Alternatively you could take a longer trip, which takes in seven
different ecological sites of interest (2hr 30min-3hr 30 min; US$15 per
person) from Celestún's beach with local guide Filiberto Couoh Cavich (known
as Ruso) - ask at the Restaurant Celestun .
Nominally protected by inclusion in the 600-square-mile Celestún Natural
Park , the flamingos are nevertheless harassed by boats approaching too
close in order to give visitors a spectacular flying display, disturbing
the birds' feeding. Try to make it clear to your boatman that you don't
wish to interrupt the birds' natural behaviour; you will still get good
photos from a respectable distance.
There are first-class buses from Mérida for Celestún every two hours
from the Came. Second-class services, which also stop at Sisal, leave
from the terminal on C 50, corner of C 67. There are half a dozen places
to stay in the village: the Hotel Gutiérrez , C 12 no. 107 (tel
9/916-0419; US$15-25), which has some a/c rooms; the Hotel Maria Carmen
, C 12 no. 111 (tel 9/916-2043; US$15-25); and Hospedaje Sofia (no phone;
US$10-15), are all fine.

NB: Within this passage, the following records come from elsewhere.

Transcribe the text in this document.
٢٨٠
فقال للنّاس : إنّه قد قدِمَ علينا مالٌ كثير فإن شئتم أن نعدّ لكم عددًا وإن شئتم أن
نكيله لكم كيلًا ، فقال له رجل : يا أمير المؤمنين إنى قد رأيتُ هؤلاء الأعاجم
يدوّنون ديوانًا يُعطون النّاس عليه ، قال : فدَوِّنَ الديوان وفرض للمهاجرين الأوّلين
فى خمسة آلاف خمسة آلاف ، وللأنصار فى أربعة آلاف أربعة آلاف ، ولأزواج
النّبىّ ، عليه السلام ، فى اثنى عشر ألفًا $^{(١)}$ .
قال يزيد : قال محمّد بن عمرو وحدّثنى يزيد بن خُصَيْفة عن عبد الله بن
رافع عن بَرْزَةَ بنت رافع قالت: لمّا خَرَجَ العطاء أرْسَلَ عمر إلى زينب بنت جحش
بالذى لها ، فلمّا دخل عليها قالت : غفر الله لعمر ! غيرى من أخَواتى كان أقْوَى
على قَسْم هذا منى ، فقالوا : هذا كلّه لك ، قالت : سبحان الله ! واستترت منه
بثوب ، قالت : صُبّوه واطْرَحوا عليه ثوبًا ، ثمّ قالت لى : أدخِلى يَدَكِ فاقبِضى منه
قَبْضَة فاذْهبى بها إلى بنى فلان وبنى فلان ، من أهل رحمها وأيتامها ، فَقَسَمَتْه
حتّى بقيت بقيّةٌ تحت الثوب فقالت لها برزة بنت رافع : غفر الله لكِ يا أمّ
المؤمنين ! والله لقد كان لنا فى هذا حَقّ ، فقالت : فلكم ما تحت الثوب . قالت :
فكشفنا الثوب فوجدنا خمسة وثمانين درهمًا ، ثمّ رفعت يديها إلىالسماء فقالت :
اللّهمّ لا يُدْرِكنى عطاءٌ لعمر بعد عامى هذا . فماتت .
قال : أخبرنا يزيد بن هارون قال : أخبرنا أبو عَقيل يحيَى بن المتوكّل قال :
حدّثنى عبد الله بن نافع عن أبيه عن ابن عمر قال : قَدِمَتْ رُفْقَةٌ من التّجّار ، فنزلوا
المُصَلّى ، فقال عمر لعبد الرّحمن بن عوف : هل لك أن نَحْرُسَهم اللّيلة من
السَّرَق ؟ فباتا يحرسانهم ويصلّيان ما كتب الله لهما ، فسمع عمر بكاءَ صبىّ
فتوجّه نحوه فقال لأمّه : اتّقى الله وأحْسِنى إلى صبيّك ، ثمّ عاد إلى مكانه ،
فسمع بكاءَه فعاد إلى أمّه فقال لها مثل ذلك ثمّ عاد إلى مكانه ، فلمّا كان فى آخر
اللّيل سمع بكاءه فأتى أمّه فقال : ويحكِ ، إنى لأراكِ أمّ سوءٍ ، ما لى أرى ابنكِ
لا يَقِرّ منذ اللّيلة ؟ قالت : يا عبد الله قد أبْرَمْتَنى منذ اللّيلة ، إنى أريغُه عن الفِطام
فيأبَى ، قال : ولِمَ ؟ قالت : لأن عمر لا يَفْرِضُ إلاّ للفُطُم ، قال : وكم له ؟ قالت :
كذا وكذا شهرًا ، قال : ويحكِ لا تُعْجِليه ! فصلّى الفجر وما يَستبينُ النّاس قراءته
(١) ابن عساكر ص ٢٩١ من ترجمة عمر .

Seven kilometres north of the town is a remote
ecolodge, Eco Paraiso (tel 9/916-2100, fax 916-2111,
www.differentworld.com ; more than US$100) with elegant cabañas and
miles of deserted beach.
Several seafood restaurants can be found on the dusty main street and on
the beach - the ceviche in Celestún is invariably good - and there's
also a market, a bakery, a bank and a filling station.